Attention: Might cause problems with garbage collection.

class ccobra.benchmark.EvaluationHandler(data_column, comparator, predict_fn_name, adapt_fn_name, task_encoders, resp_encoders)[source]

Evaluation handler class used to handle an evaluation setting.

Initializes the Evaluation handler for a given data column and evaluation settings.

Parameters
  • data_column (str) – Name of the data column to predict.

  • comparator (ccobra.CCobraComparator) – Comparator to be used when comparing the prediction to the true value.

  • predict_fn_name (str) – Name of the predict function within the models-

  • adapt_fn_name (str) – Name of the adapt function within the models-

  • task_encoders (dict(str, ccobra.CCobraTaskEncoder)) – Dictionary specifying the task encoders to be used for the domains in the dataset.

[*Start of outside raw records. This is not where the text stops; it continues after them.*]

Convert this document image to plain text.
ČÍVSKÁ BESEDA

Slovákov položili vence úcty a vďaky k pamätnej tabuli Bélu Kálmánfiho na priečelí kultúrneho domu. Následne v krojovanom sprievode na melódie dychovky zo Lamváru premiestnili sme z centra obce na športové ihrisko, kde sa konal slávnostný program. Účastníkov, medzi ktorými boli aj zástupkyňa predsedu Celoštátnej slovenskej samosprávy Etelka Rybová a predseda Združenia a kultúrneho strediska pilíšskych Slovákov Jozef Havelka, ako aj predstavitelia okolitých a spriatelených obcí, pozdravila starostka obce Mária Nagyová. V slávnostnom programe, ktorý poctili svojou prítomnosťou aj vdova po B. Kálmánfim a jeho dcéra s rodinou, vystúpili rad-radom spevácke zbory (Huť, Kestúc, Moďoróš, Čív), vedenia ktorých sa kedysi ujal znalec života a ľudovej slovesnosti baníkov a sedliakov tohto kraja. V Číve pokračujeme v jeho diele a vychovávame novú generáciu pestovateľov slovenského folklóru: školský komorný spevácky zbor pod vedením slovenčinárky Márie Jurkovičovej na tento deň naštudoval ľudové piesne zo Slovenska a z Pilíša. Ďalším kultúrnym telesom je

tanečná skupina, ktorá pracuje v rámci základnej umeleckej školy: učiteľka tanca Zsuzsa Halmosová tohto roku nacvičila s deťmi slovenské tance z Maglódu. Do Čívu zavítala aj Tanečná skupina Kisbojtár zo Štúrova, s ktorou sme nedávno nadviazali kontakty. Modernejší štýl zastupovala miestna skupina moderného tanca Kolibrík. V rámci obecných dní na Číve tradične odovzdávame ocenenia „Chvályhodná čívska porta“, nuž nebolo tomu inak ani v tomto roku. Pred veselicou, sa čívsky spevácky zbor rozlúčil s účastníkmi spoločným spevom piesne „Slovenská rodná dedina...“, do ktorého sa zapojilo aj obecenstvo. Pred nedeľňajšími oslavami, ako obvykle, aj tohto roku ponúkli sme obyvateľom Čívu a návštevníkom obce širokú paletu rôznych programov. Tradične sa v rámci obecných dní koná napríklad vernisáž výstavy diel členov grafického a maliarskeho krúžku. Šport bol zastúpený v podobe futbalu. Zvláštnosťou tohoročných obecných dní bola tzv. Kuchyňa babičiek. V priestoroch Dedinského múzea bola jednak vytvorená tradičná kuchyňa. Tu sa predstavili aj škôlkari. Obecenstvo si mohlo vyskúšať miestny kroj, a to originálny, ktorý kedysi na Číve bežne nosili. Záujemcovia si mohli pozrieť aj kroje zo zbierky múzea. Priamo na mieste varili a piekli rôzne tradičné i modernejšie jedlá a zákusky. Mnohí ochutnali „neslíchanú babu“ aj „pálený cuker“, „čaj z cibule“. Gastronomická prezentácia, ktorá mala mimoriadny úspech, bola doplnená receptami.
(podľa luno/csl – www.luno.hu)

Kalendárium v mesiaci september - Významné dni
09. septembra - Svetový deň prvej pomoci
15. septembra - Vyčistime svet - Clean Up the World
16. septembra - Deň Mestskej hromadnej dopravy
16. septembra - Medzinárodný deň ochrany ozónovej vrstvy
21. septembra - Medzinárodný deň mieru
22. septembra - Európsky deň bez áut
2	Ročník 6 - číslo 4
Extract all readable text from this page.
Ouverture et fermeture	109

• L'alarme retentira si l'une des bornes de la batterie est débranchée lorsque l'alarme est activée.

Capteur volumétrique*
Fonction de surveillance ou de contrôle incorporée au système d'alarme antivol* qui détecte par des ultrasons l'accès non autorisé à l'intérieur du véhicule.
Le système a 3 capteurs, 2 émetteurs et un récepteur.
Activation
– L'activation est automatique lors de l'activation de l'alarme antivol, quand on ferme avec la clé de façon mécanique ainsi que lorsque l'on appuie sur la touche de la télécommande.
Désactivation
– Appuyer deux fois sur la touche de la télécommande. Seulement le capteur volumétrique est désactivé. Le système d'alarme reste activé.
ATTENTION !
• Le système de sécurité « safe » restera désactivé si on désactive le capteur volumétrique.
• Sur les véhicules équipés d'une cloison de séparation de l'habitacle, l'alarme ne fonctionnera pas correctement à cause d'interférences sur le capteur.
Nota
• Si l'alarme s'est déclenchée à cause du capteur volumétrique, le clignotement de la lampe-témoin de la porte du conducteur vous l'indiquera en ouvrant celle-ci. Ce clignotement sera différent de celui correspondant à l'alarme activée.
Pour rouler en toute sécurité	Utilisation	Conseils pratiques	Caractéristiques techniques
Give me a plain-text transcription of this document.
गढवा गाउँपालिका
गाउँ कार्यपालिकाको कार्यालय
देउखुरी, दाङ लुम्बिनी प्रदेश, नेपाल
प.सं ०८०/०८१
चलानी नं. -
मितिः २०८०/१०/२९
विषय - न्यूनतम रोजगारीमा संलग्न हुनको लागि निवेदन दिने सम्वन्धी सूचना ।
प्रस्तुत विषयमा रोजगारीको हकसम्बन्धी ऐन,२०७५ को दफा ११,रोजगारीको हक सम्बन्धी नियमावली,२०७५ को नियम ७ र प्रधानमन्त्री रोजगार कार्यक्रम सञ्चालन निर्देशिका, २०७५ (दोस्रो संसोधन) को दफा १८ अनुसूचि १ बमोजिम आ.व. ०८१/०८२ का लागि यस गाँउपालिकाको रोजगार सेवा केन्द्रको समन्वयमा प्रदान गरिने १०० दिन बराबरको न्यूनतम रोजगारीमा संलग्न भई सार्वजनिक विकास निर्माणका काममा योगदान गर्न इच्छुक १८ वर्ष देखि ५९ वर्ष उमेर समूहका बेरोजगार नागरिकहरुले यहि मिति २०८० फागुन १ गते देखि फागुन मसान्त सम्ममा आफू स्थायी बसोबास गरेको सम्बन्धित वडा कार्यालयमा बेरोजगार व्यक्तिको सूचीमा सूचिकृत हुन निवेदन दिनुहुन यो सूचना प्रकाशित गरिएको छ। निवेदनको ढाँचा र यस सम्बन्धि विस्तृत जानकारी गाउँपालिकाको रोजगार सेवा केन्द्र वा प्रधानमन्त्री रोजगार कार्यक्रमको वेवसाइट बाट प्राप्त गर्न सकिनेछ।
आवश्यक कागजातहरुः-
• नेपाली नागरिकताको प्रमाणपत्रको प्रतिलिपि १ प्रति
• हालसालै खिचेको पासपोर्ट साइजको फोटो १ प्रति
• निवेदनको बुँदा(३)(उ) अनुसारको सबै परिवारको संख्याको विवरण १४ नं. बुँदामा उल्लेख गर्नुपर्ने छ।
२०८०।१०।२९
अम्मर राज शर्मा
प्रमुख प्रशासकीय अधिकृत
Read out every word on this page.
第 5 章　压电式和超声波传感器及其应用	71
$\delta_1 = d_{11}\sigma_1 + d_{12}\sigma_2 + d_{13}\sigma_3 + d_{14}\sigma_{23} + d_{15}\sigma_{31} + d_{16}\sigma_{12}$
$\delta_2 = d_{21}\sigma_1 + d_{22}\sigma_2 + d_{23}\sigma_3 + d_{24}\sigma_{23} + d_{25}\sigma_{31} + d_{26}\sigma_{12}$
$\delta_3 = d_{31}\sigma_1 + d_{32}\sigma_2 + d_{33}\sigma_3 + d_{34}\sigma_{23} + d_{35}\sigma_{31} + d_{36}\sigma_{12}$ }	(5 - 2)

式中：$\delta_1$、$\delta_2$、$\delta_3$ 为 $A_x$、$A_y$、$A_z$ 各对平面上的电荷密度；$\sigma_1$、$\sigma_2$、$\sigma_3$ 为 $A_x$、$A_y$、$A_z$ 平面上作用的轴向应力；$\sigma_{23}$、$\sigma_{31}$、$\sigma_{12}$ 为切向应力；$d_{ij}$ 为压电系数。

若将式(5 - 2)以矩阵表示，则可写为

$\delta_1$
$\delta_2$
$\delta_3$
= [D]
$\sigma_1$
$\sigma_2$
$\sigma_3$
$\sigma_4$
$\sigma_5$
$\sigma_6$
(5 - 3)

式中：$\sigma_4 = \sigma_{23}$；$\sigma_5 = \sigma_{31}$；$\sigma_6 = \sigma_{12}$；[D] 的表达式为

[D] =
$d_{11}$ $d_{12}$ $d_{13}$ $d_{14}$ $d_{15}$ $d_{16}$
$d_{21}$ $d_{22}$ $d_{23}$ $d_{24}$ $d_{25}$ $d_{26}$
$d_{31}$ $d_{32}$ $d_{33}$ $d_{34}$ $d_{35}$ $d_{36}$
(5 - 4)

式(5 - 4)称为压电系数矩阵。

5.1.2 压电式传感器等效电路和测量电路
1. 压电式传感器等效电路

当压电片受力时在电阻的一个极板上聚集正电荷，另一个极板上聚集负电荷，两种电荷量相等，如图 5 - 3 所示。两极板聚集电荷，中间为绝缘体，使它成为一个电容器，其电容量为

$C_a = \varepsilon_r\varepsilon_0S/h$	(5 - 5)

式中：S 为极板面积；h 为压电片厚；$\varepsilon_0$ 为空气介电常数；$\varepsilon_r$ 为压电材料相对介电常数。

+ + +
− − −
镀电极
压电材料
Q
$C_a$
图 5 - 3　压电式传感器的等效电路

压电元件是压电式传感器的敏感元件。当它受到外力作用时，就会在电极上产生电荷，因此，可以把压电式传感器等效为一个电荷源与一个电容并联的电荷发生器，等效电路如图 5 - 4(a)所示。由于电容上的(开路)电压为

  • resp_encoders (dict(str, ccobra.CCobraResponseEncoder)) – Dictionary specifying the response encoders to be used for the domains in the dataset.

adapt(model, item, full)[source]

Allows the given model to adapt to the true response to a given task.

Parameters
  • model (ccobra.CCobraModel) – Model to query.

  • item (ccobra.Item) – The item that the model should base the prediction on.

  • full (dict(str, object)) – Dictionary containing the true response and the auxiliary information.

get_result_df()[source]

Returns the results for the respective evaluation setting.

Returns

DataFrame containing the results for the evaluation setting.

Return type

pd.DataFrame

predict(model, modelname, item, target, aux)[source]

Queries a given model for the prediction to a given task and manages the results.

Parameters
  • model (ccobra.CCobraModel) – Model to query.

  • modelname (str) – Name of the model in the results.

  • item (ccobra.Item) – The item that the model should base the prediction on.

  • target (tuple) – True response for the given item.

  • aux (dict(str, object)) – Dictionary containing auxiliary information that should be passed to the model.